Politics

dans les cortèges du 1er-Mai, l’espoir des militants de gauche de prolonger le bon score de Mélenchon


La gauche a tellement pris l’habitude des défaites, dans la rue comme dans les urnes, que le bon rating du candidat de La France insoumise (LFI), Jean-Luc Mélenchon, au premier tour de l’élection présidentielle (troisième place, 21,95 %) lui a redonné une forme d’espoir. En tout cas, parmi ses militants les plus syndiqués, les plus politisés, ceux qui ont participé aux défilés du 1er-Mai en réclamant une autre politique sociale, des ressources pour les providers publics, le refus d’une retraite à 65 ans ou des hausses de salaire pour les travailleurs.

La foule n’était pas exceptionnelle, dimanche, dans les rues de Paris, Strasbourg, Marseille, Toulouse, Bordeaux, où 116 000 personnes ont défilé, selon le ministère de l’intérieur, 210 000 selon la CGT, dans une ambiance assez festive, même si plusieurs centaines de casseurs, à Paris, ont dégradé du mobilier, des commerces et s’en sont violemment pris aux policiers et gendarmes. Tout autant que les chiffres – légèrement plus élevés qu’en mai 2021, mais inférieurs à ceux de 2019, le dernier mouvement d’avant la pandémie de Covid-19 –, ce sont les mots, les slogans, qui expriment le sentiment de cette gauche, noyau dur de l’électorat de Mélenchon, d’avoir repris confiance dans sa capacité à peser sur le débat public.
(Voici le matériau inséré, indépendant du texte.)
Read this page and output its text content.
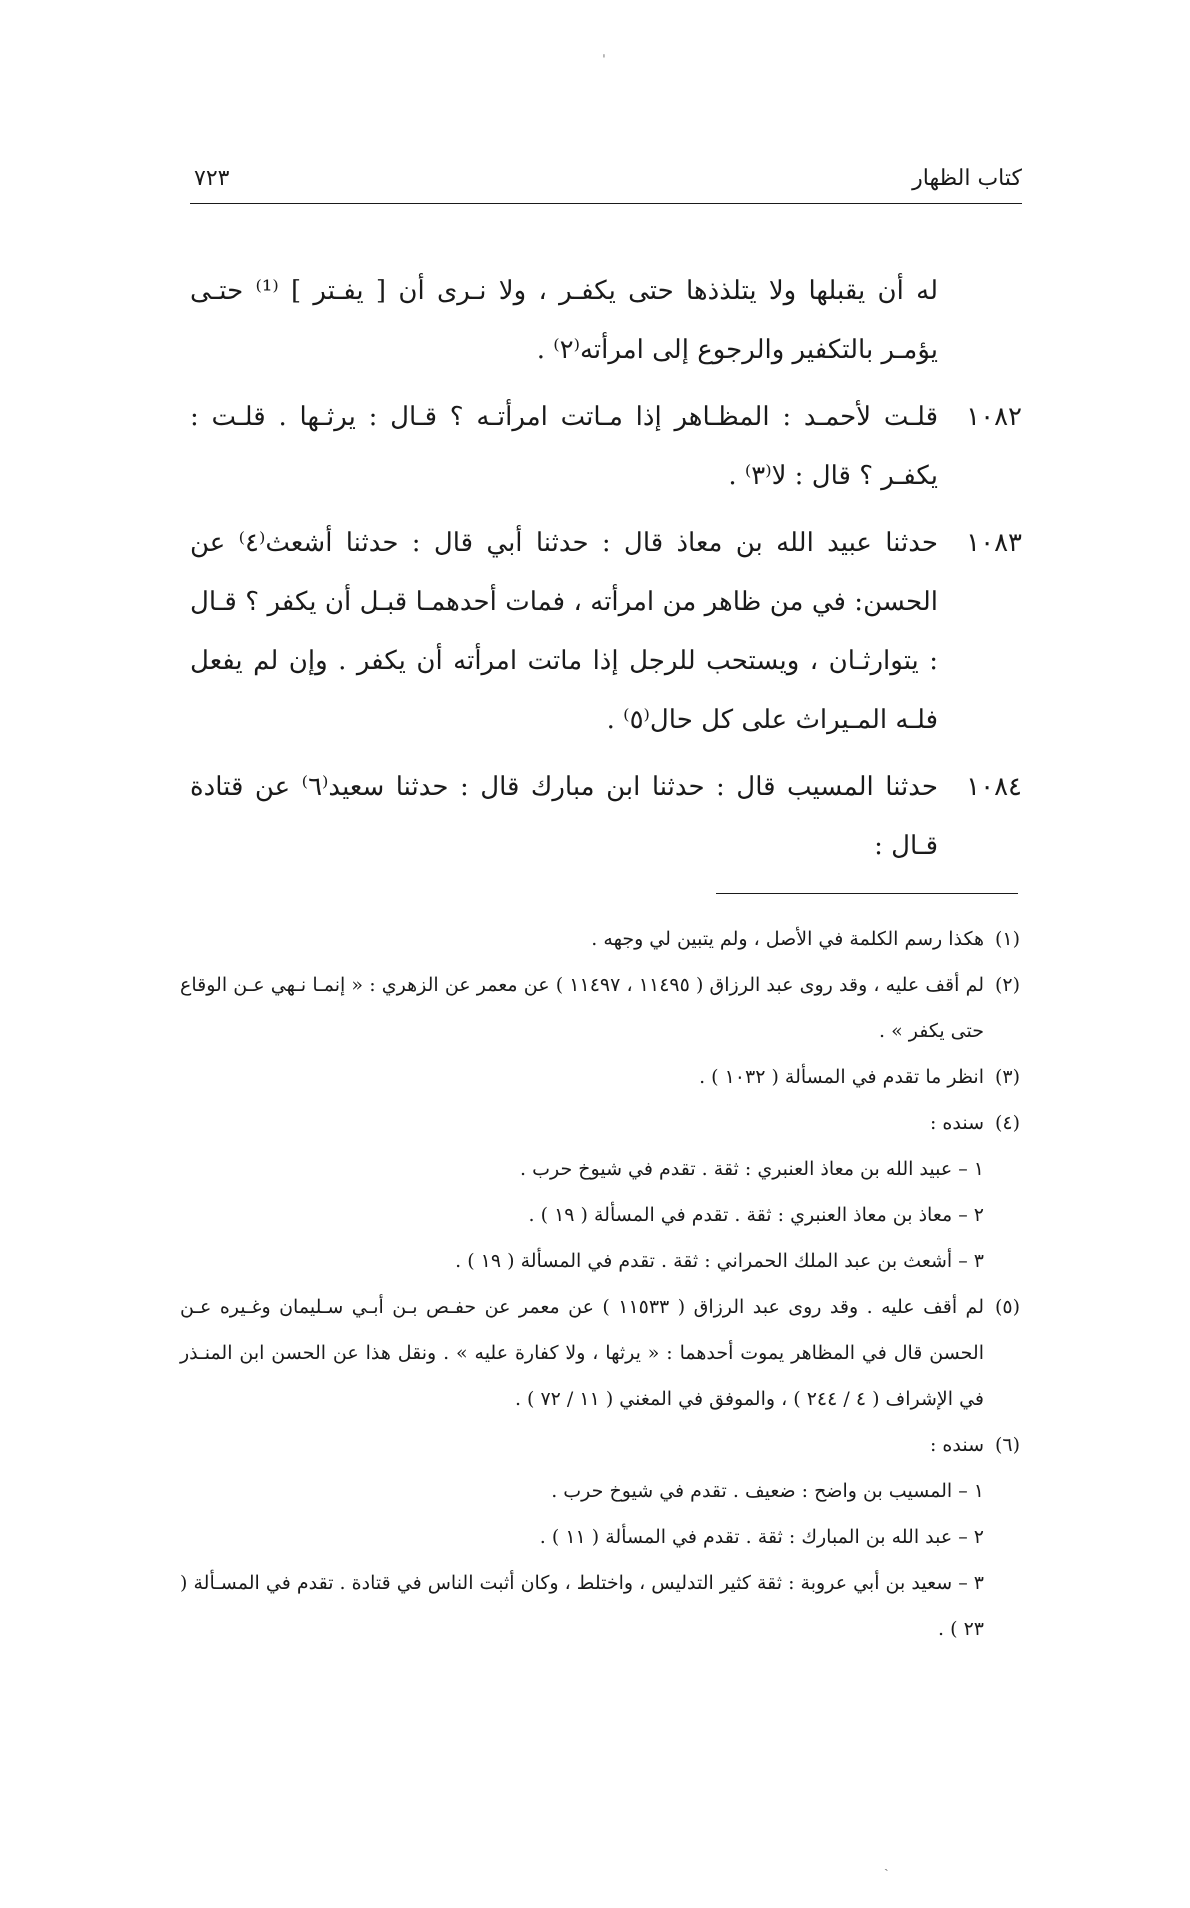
ˌ
ˎ
كتاب الظهار
٧٢٣
له أن يقبلها ولا يتلذذها حتى يكفـر ، ولا نـرى أن [ يفـتر ] ⁽¹⁾ حتـى يؤمـر بالتكفير والرجوع إلى امرأته⁽٢⁾ .
١٠٨٢
قلـت لأحمـد : المظـاهر إذا مـاتت امرأتـه ؟ قـال : يرثـها . قلـت : يكفـر ؟ قال : لا⁽٣⁾ .
١٠٨٣
حدثنا عبيد الله بن معاذ قال : حدثنا أبي قال : حدثنا أشعث⁽٤⁾ عن الحسن: في من ظاهر من امرأته ، فمات أحدهمـا قبـل أن يكفر ؟ قـال : يتوارثـان ، ويستحب للرجل إذا ماتت امرأته أن يكفر . وإن لم يفعل فلـه المـيراث على كل حال⁽٥⁾ .
١٠٨٤
حدثنا المسيب قال : حدثنا ابن مبارك قال : حدثنا سعيد⁽٦⁾ عن قتادة قـال :
(١)
هكذا رسم الكلمة في الأصل ، ولم يتبين لي وجهه .
(٢)
لم أقف عليه ، وقد روى عبد الرزاق ( ١١٤٩٥ ، ١١٤٩٧ ) عن معمر عن الزهري : « إنمـا نـهي عـن الوقاع حتى يكفر » .
(٣)
انظر ما تقدم في المسألة ( ١٠٣٢ ) .
(٤)
سنده :
١ – عبيد الله بن معاذ العنبري : ثقة . تقدم في شيوخ حرب .
٢ – معاذ بن معاذ العنبري : ثقة . تقدم في المسألة ( ١٩ ) .
٣ – أشعث بن عبد الملك الحمراني : ثقة . تقدم في المسألة ( ١٩ ) .
(٥)
لم أقف عليه . وقد روى عبد الرزاق ( ١١٥٣٣ ) عن معمر عن حفـص بـن أبـي سـليمان وغـيره عـن الحسن قال في المظاهر يموت أحدهما : « يرثها ، ولا كفارة عليه » . ونقل هذا عن الحسن ابن المنـذر في الإشراف ( ٤ / ٢٤٤ ) ، والموفق في المغني ( ١١ / ٧٢ ) .
(٦)
سنده :
١ – المسيب بن واضح : ضعيف . تقدم في شيوخ حرب .
٢ – عبد الله بن المبارك : ثقة . تقدم في المسألة ( ١١ ) .
٣ – سعيد بن أبي عروبة : ثقة كثير التدليس ، واختلط ، وكان أثبت الناس في قتادة . تقدم في المسـألة ( ٢٣ ) .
Sina Krishnan, par exemple, gilet rouge de la CGT sur les épaules, dans le défilé parisien. Le militant, 60 ans, habitué des défilés du 1er-Mai depuis des décennies, se réjouit : « Il y a plus de jeunes que d’habitude ! ». Employé par un loueur de voitures à l’aéroport de Roissy, il s’inquiète face à ce qu’il estime être un mouvement de remise en trigger sturdy des droits des salariés. Autant sur les salaires que sur les retraites. « Ça ne date pas de Macron, déjà sous François Hollande et encore avant. » Il a glissé un bulletin Mélenchon au premier tour de la présidentielle, comme en 2017, avant de voter blanc au second pour ne pas avoir à choisir entre le président sortant et la candidate de l’extrême droite. « Je ne voterai jamais pour le RN [Rassemblement national]. Mais ça fait cinq ans que je défile contre Macron. Cela n’aurait pas eu de sens de voter pour lui. » Pour les élections législatives, il votera pour un candidat soutenu par Mélenchon : « J’ai toujours eu des valeurs de gauche, il faut les porter et les défendre. »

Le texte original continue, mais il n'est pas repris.